Our fee-for-service system, doling out separate payments for everything and everyone involved in a patient’s care, has all the wrong incentives: it rewards doing more over doing right, it increases paperwork and the duplication of efforts, and it discourages clinicians from working together for the best possible results. Knowledge diffuses too slowly. Our information systems are primitive. The malpractice system is wasteful and counterproductive. And the best way to fix all this is—well, plenty of people have plenty of ideas. It’s just that nobody knows for sure.
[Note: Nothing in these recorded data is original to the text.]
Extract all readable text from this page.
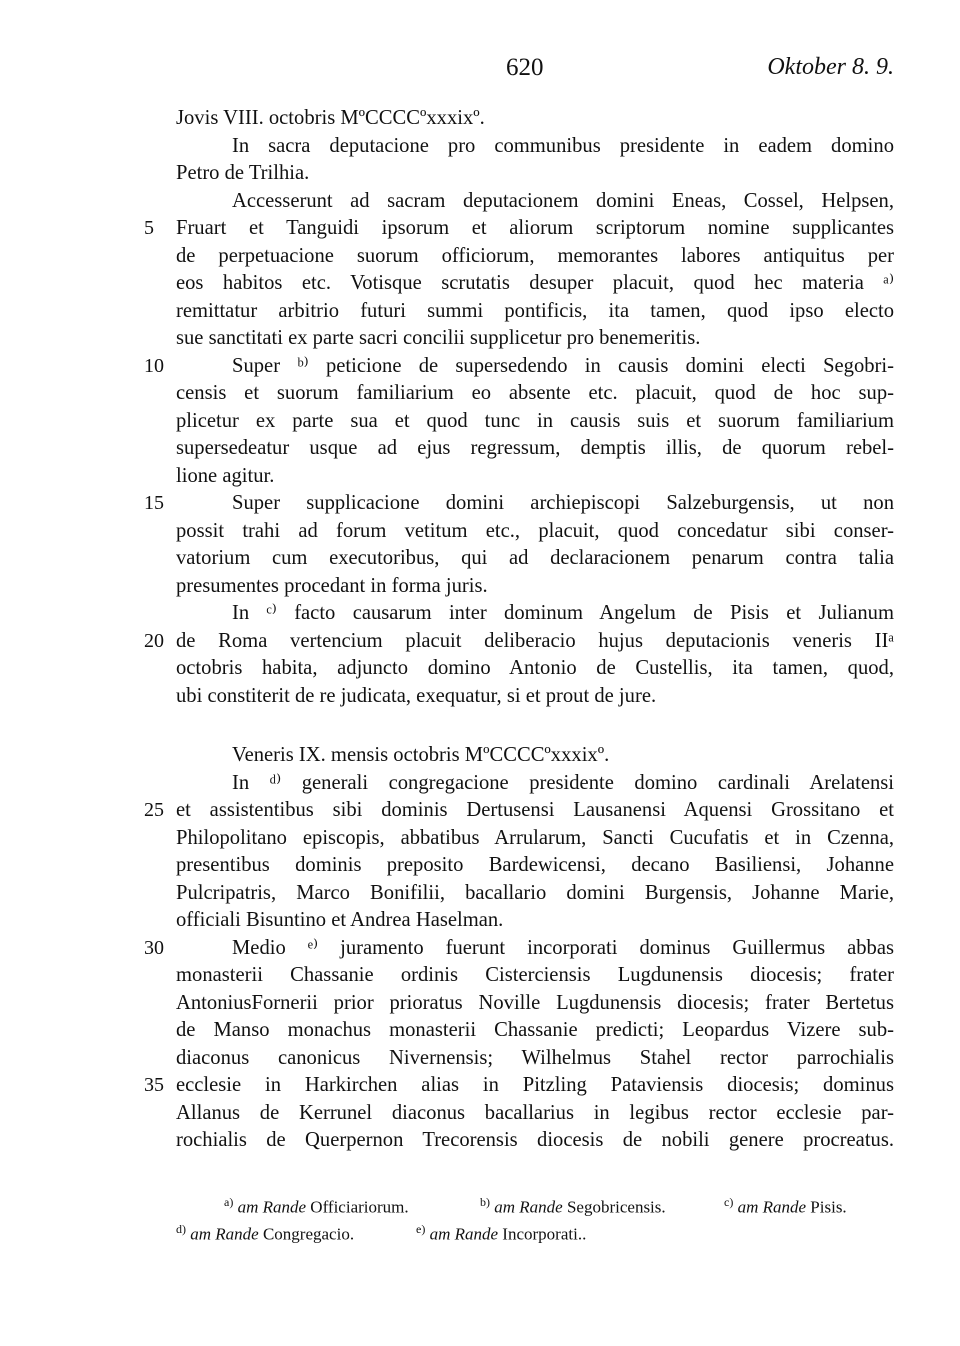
620	Oktober 8. 9.
Jovis VIII. octobris MºCCCCºxxxixº.
In sacra deputacione pro communibus presidente in eadem domino
Petro de Trilhia.
Accesserunt ad sacram deputacionem domini Eneas, Cossel, Helpsen,
5 Fruart et Tanguidi ipsorum et aliorum scriptorum nomine supplicantes
de perpetuacione suorum officiorum, memorantes labores antiquitus per
eos habitos etc. Votisque scrutatis desuper placuit, quod hec materia ᵃ⁾
remittatur arbitrio futuri summi pontificis, ita tamen, quod ipso electo
sue sanctitati ex parte sacri concilii supplicetur pro benemeritis.
10	Super ᵇ⁾ peticione de supersedendo in causis domini electi Segobri-
censis et suorum familiarium eo absente etc. placuit, quod de hoc sup-
plicetur ex parte sua et quod tunc in causis suis et suorum familiarium
supersedeatur usque ad ejus regressum, demptis illis, de quorum rebel-
lione agitur.
15	Super supplicacione domini archiepiscopi Salzeburgensis, ut non
possit trahi ad forum vetitum etc., placuit, quod concedatur sibi conser-
vatorium cum executoribus, qui ad declaracionem penarum contra talia
presumentes procedant in forma juris.
In ᶜ⁾ facto causarum inter dominum Angelum de Pisis et Julianum
20 de Roma vertencium placuit deliberacio hujus deputacionis veneris IIᵃ
octobris habita, adjuncto domino Antonio de Custellis, ita tamen, quod,
ubi constiterit de re judicata, exequatur, si et prout de jure.
Veneris IX. mensis octobris MºCCCCºxxxixº.
In ᵈ⁾ generali congregacione presidente domino cardinali Arelatensi
25 et assistentibus sibi dominis Dertusensi Lausanensi Aquensi Grossitano et
Philopolitano episcopis, abbatibus Arrularum, Sancti Cucufatis et in Czenna,
presentibus dominis preposito Bardewicensi, decano Basiliensi, Johanne
Pulcripatris, Marco Bonifilii, bacallario domini Burgensis, Johanne Marie,
officiali Bisuntino et Andrea Haselman.
30	Medio ᵉ⁾ juramento fuerunt incorporati dominus Guillermus abbas
monasterii Chassanie ordinis Cisterciensis Lugdunensis diocesis; frater
AntoniusFornerii prior prioratus Noville Lugdunensis diocesis; frater Bertetus
de Manso monachus monasterii Chassanie predicti; Leopardus Vizere sub-
diaconus canonicus Nivernensis; Wilhelmus Stahel rector parrochialis
35 ecclesie in Harkirchen alias in Pitzling Pataviensis diocesis; dominus
Allanus de Kerrunel diaconus bacallarius in legibus rector ecclesie par-
rochialis de Querpernon Trecorensis diocesis de nobili genere procreatus.
$^{a)}$ am Rande Officiariorum.	$^{b)}$ am Rande Segobricensis.	$^{c)}$ am Rande Pisis.
$^{d)}$ am Rande Congregacio.	$^{e)}$ am Rande Incorporati..
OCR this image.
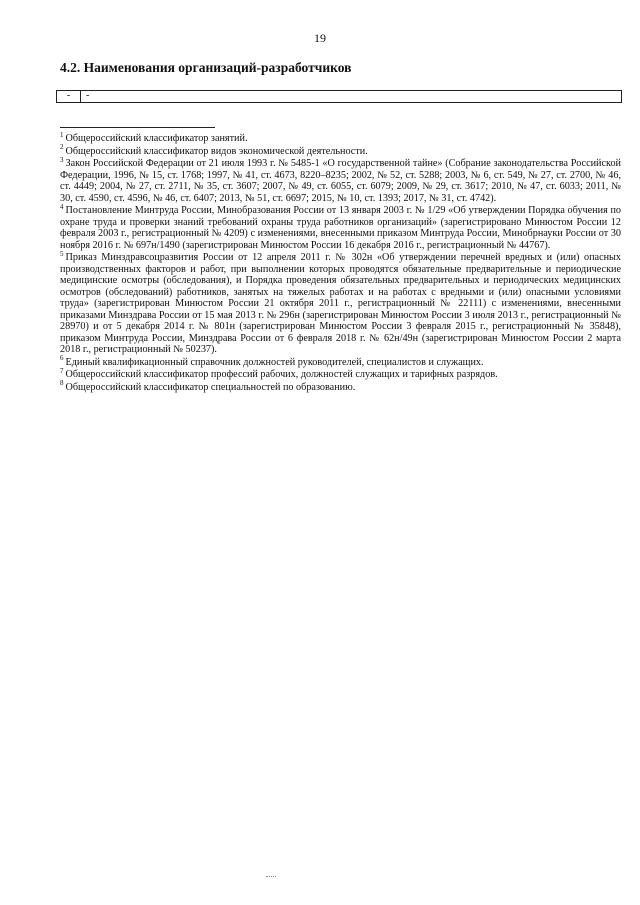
19
4.2. Наименования организаций-разработчиков
-	-

$^1$ Общероссийский классификатор занятий.

$^2$ Общероссийский классификатор видов экономической деятельности.

$^3$ Закон Российской Федерации от 21 июля 1993 г. № 5485-1 «О государственной тайне» (Собрание законодательства Российской Федерации, 1996, № 15, ст. 1768; 1997, № 41, ст. 4673, 8220–8235; 2002, № 52, ст. 5288; 2003, № 6, ст. 549, № 27, ст. 2700, № 46, ст. 4449; 2004, № 27, ст. 2711, № 35, ст. 3607; 2007, № 49, ст. 6055, ст. 6079; 2009, № 29, ст. 3617; 2010, № 47, ст. 6033; 2011, № 30, ст. 4590, ст. 4596, № 46, ст. 6407; 2013, № 51, ст. 6697; 2015, № 10, ст. 1393; 2017, № 31, ст. 4742).

$^4$ Постановление Минтруда России, Минобразования России от 13 января 2003 г. № 1/29 «Об утверждении Порядка обучения по охране труда и проверки знаний требований охраны труда работников организаций» (зарегистрировано Минюстом России 12 февраля 2003 г., регистрационный № 4209) с изменениями, внесенными приказом Минтруда России, Минобрнауки России от 30 ноября 2016 г. № 697н/1490 (зарегистрирован Минюстом России 16 декабря 2016 г., регистрационный № 44767).

$^5$ Приказ Минздравсоцразвития России от 12 апреля 2011 г. № 302н «Об утверждении перечней вредных и (или) опасных производственных факторов и работ, при выполнении которых проводятся обязательные предварительные и периодические медицинские осмотры (обследования), и Порядка проведения обязательных предварительных и периодических медицинских осмотров (обследований) работников, занятых на тяжелых работах и на работах с вредными и (или) опасными условиями труда» (зарегистрирован Минюстом России 21 октября 2011 г., регистрационный № 22111) с изменениями, внесенными приказами Минздрава России от 15 мая 2013 г. № 296н (зарегистрирован Минюстом России 3 июля 2013 г., регистрационный № 28970) и от 5 декабря 2014 г. № 801н (зарегистрирован Минюстом России 3 февраля 2015 г., регистрационный № 35848), приказом Минтруда России, Минздрава России от 6 февраля 2018 г. № 62н/49н (зарегистрирован Минюстом России 2 марта 2018 г., регистрационный № 50237).

$^6$ Единый квалификационный справочник должностей руководителей, специалистов и служащих.

$^7$ Общероссийский классификатор профессий рабочих, должностей служащих и тарифных разрядов.

$^8$ Общероссийский классификатор специальностей по образованию.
The history of American agriculture suggests that you can have transformation without a master plan, without knowing all the answers up front. Government has a crucial role to play here—not running the system but guiding it, by looking for the best strategies and practices and finding ways to get them adopted, county by county.

(Hat tip: 3QD)

Missing The Terrorists For The Osama

Marc Lynch worries that the new Af-Pak strategy places too much emphasis on Al Quada Central and not enough on the broader network of loosely affiliated terrorist organizations:

For Bruce Hoffmann and other "Centralists," al Qaeda Central continues to play an extremely important role in guiding, shaping, arming, and directing the seemingly inchoate network of jihadists. They point to evidence of contacts between the perpetrators of well-known cases and AQC affiliated people in Pakistan or elsewhere. They point to the deluge of AQ propaganda still pouring out of al-Sahab and other jihadist media outlets. On the other side, Marc Sageman and other "bunch of guys" analysts see the threat as primarily one of a very loosely affiliated network of like-minded individuals and organizations who neither need nor want direction from AQC. If AQC was needed as a spark to light the fire, it is no longer needed to keep the fires burning or new fires from breaking out when local conditions come together.

Lynch fears that our current strategy "could end up strengthening the strategic threat of violent extremism even if it weakens al Qaeda Central."